4.5. Fault Detection

   MPLS recovery is initiated after the detection of either a lower
   layer fault or a fault at the IP layer or in the operation of MPLS-
   based mechanisms. We consider four classes of impairments: Path
   Failure, Path Degraded, Link Failure, and Link Degraded.

Sharma, Hellstrand, Eds.    Expires January 2003             [Page 22]

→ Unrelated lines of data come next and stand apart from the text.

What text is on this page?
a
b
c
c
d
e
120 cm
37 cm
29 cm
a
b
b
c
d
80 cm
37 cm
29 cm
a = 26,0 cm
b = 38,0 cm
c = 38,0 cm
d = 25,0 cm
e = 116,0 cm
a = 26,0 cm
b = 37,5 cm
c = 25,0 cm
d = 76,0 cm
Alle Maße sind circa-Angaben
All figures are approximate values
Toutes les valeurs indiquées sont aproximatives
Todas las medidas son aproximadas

Internet Draft     draft-ietf-mpls-recovery-frmwrk-06.txt      July 2002


   Path Failure (PF) is a fault that indicates to an MPLS-based recovery
   scheme that the connectivity of the path is lost.  This may be
   detected by a path continuity test between the PSL and PML.  Some,
   and perhaps the most common, path failures may be detected using a
   link probing mechanism between neighbor LSRs. An example of a probing
   mechanism is a liveness message that is exchanged periodically along
   the working path between peer LSRs [3].  For either a link probing
   mechanism or path continuity test to be effective, the test message
   must be guaranteed to follow the same route as the working or
   recovery path, over the segment being tested. In addition, the path
   continuity test must take the path merge points into consideration.
   In the case of a bi-directional link implemented as two
   unidirectional links, path failure could mean that either one or both
   unidirectional links are damaged.

   Path Degraded (PD) is a fault that indicates to MPLS-based recovery
   schemes/mechanisms that the path has connectivity, but that the
   quality of the connection is unacceptable.  This may be detected by a
   path performance monitoring mechanism, or some other mechanism for
   determining the error rate on the path or some portion of the path.
   This is local to the LSR and consists of excessive discarding of
   packets at an interface, either due to label mismatch or due to TTL
   errors, for example.

   Link Failure (LF) is an indication from a lower layer that the link
   over which the path is carried has failed.  If the lower layer
   supports detection and reporting of this fault (that is, any fault
   that indicates link failure e.g., SONET LOS), this may be used by the
   MPLS recovery mechanism. In some cases, using LF indications may
   provide faster fault detection than using only MPLSûbased fault
   detection mechanisms.

   Link Degraded (LD) is an indication from a lower layer that the link
   over which the path is carried is performing below an acceptable
   level.  If the lower layer supports detection and reporting of this
   fault, it may be used by the MPLS recovery mechanism. In some cases,
   using LD indications may provide faster fault detection than using
   only MPLS-based fault detection mechanisms.

4.6. Fault Notification

   MPLS-based recovery relies on rapid and reliable notification of
   faults. Once a fault is detected, the node that detected the fault
   must determine if the fault is severe enough to require path
   recovery. If the node is not capable of initiating direct action
   (e.g. as a point of repair, POR) the node should send out a
   notification of the fault by transmitting a FIS to the POR. This can
   take several forms:

   (i) control plane messaging: relayed hop-by-hop along the path of the
   failed LSP until a POR is reached.


Sharma, Hellstrand, Eds.    Expires January 2003             [Page 23]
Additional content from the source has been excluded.